California teachers lack the resources and time to teach science - ilamont
http://www.latimes.com/news/local/la-me-science-20111031,0,3957251.story?track=rss&utm_source=feedburner&utm_medium=feed&utm_campaign=Feed%3A+latimes%2Fmostviewed+%28L.A.+Times+-+Most+Viewed+Stories%29

======
tokenadult
From the article: "At some Los Angeles elementary schools, teachers have
drastically cut time for science because of pressure to focus on reading and
math."

If they are that sorry in teaching reading and math, so that it is taking them
that long to teach those subjects, it's time to get new teachers in those Los
Angeles elementary schools. Teaching reading to beginning pupils is a solved
problem. It's even a solved problem in countries that present unusual
challenges to elementary teachers by requiring that elementary reading
instruction be provided in a language that the elementary pupils do not speak
at home. (My wife grew up in one such country, where the sole language of
school instruction was the home language of no more than 10 percent of the
population in her generation. Singapore, a country with FOUR official
languages and English as the primary language of school instruction, had a
majority of pupils in my generation who spoke none of the official languages,
and certainly not English, at home but still did a great job of teaching
pupils reading and math in that generation.)

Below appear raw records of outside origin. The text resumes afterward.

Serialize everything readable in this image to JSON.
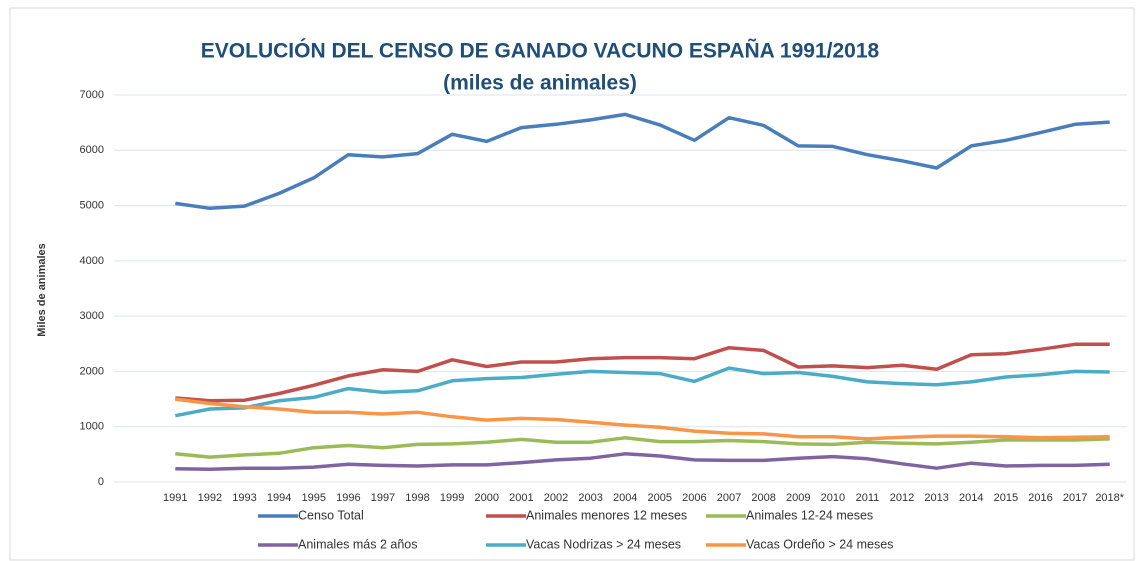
{
  "chart_data": {
    "type": "line",
    "title": "EVOLUCIÓN DEL CENSO DE GANADO VACUNO ESPAÑA 1991/2018",
    "subtitle": "(miles de animales)",
    "y_label": "Miles de animales",
    "categories": [
      "1991",
      "1992",
      "1993",
      "1994",
      "1995",
      "1996",
      "1997",
      "1998",
      "1999",
      "2000",
      "2001",
      "2002",
      "2003",
      "2004",
      "2005",
      "2006",
      "2007",
      "2008",
      "2009",
      "2010",
      "2011",
      "2012",
      "2013",
      "2014",
      "2015",
      "2016",
      "2017",
      "2018*"
    ],
    "series": [
      {
        "name": "Censo Total",
        "color": "#4a7ebb",
        "values": [
          5040,
          4950,
          4990,
          5220,
          5500,
          5920,
          5880,
          5940,
          6290,
          6160,
          6410,
          6470,
          6550,
          6650,
          6460,
          6180,
          6590,
          6450,
          6080,
          6070,
          5920,
          5810,
          5680,
          6080,
          6180,
          6320,
          6470,
          6510
        ]
      },
      {
        "name": "Animales menores 12 meses",
        "color": "#c0504d",
        "values": [
          1520,
          1470,
          1480,
          1600,
          1750,
          1920,
          2030,
          2000,
          2210,
          2090,
          2170,
          2170,
          2230,
          2250,
          2250,
          2230,
          2430,
          2380,
          2080,
          2100,
          2070,
          2110,
          2040,
          2300,
          2320,
          2400,
          2490,
          2490
        ]
      },
      {
        "name": "Animales 12-24 meses",
        "color": "#9bbb59",
        "values": [
          510,
          450,
          490,
          520,
          620,
          660,
          620,
          680,
          690,
          720,
          770,
          720,
          720,
          800,
          730,
          730,
          750,
          730,
          690,
          680,
          720,
          700,
          690,
          720,
          760,
          760,
          760,
          780
        ]
      },
      {
        "name": "Animales más 2 años",
        "color": "#8064a2",
        "values": [
          240,
          230,
          250,
          250,
          270,
          320,
          300,
          290,
          310,
          310,
          350,
          400,
          430,
          510,
          470,
          400,
          390,
          390,
          430,
          460,
          420,
          330,
          250,
          340,
          290,
          300,
          300,
          320
        ]
      },
      {
        "name": "Vacas Nodrizas > 24 meses",
        "color": "#4bacc6",
        "values": [
          1200,
          1320,
          1340,
          1470,
          1530,
          1690,
          1620,
          1650,
          1830,
          1870,
          1890,
          1950,
          2000,
          1980,
          1960,
          1820,
          2060,
          1960,
          1980,
          1910,
          1810,
          1780,
          1760,
          1810,
          1900,
          1940,
          2000,
          1990
        ]
      },
      {
        "name": "Vacas Ordeño > 24 meses",
        "color": "#f79646",
        "values": [
          1500,
          1420,
          1360,
          1320,
          1260,
          1260,
          1230,
          1260,
          1180,
          1120,
          1150,
          1130,
          1080,
          1030,
          990,
          920,
          880,
          870,
          820,
          820,
          780,
          810,
          830,
          830,
          820,
          800,
          810,
          820
        ]
      }
    ],
    "ylim": [
      0,
      7000
    ],
    "yticks": [
      0,
      1000,
      2000,
      3000,
      4000,
      5000,
      6000,
      7000
    ],
    "grid": true
  }
}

What is described in the interesting submitted article is evidence that
improving United States education by replacing some teachers in current
classrooms with new teachers

[http://edpro.stanford.edu/hanushek/admin/pages/files/uploads...](http://edpro.stanford.edu/hanushek/admin/pages/files/uploads/Hanushek%202009%20CNTP%20ch%208.pdf)

is a viable strategy for improving United States education.